I have to admit a little mea culpa. On this blog I try to press the point that players have a duty to work together as a team in order to ensure a smooth and enjoyable session for everyone. What I struggle with is how to do that without diluting one’s own sense of fun and Role Play. In last week’s game I split the party. Not to be an egotistical jerk, but because the obvious actions to me was to uncover the nefarious plots of the highly-suspect king’s advisor by gaining his confidence. To do that I wanted to distance myself from the rag-tag bunch of troublemakers that is The Party. As we know from the Wizard’s website neversplittheparty.com, the motto of 4e is “never split the party.”
You might ask “Why, Mike, is that a bad idea?” Well, I’ll tell you. You might find your character in a situation where he’s schmoozing over at one inn and the rest of the party is getting into big trouble at a different an inn on the other side of the town. Or, at least, I certainly did. Our DM tried a few times to get my back into the plot, but I didn’t take the hint, and so with a heavy hand I eventually wound up at the right inn too late to save the party, but fortunately still able to do something. What that something was was to willingly go along with the kidnappers in order to the keep the party together and the story moving.

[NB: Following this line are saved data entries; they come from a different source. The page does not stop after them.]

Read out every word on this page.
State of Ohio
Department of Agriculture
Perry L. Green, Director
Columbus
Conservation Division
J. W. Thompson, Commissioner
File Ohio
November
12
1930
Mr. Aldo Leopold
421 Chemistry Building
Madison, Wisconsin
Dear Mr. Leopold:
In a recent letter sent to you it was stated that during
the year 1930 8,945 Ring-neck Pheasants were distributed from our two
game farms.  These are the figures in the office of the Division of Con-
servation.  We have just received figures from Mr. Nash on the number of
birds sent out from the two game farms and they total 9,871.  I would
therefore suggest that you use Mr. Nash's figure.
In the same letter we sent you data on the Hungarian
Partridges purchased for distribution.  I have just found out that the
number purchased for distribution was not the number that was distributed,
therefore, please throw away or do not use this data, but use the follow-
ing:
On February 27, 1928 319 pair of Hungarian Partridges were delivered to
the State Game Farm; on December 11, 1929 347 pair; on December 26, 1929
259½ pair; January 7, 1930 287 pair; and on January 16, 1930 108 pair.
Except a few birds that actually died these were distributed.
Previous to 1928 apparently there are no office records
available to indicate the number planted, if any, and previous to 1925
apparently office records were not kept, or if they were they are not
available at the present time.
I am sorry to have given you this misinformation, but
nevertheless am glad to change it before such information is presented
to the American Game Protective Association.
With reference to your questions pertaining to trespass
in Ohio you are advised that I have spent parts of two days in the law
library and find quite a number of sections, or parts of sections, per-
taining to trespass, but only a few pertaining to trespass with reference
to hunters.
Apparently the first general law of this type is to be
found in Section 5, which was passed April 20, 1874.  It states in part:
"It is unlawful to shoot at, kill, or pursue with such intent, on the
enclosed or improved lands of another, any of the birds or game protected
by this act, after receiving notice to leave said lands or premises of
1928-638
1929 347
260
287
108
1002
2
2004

My first instict in that case was to fight off the kidnappers and single-handedly rescue the party. This kind of thinking is usually a bad idea for the following reasons (A) single character odds of surviving a combat built for 4 are low, and (B) It wouldn’t be much fun for everybody else at the table sitting around and watching me play (see below). For the sake of the story and everybody’s precious time I voluntarily went with the kidnappers (as bonus for cooperating I got to act first when the action started).
Overall this situation was dissatisfying because I made the GM work to provide a good resolution, when I shouldn’t have gone off on my own anyway. I think this a mini-case of the larger issue of information-gathering scenes in D&D. It’s pretty natural to split up for each character to talk to his personal sources; it certainly doesn’t make sense to drag the paladin to an assassin’s guild meeting. I find when we do all go as party to meet with a contact the scene goes quicker because the DM doesn’t have to divide her attention between five people doing five different things. However, only one or two people usually participate in the scene (and the others just sit around or perform actions that are unnecessary in context). Now that Charisma is no longer a dump stat, this especially leaves a whole bunch of characters that could do the same thing, but don’t do anything because it’s silly for everyone to do the talking. Dungeon’s Master did a great job describing this problem earlier this week.
So to summarize, I’m still searching for a good way to balance separate acts with keeping everyone engaged. One thing I just occurred to me about my example of the lone character in a fight would be to have the other players play the NPCs in the brawl–that way they can take the frustration of not actively playing out on the person who’s fault it is.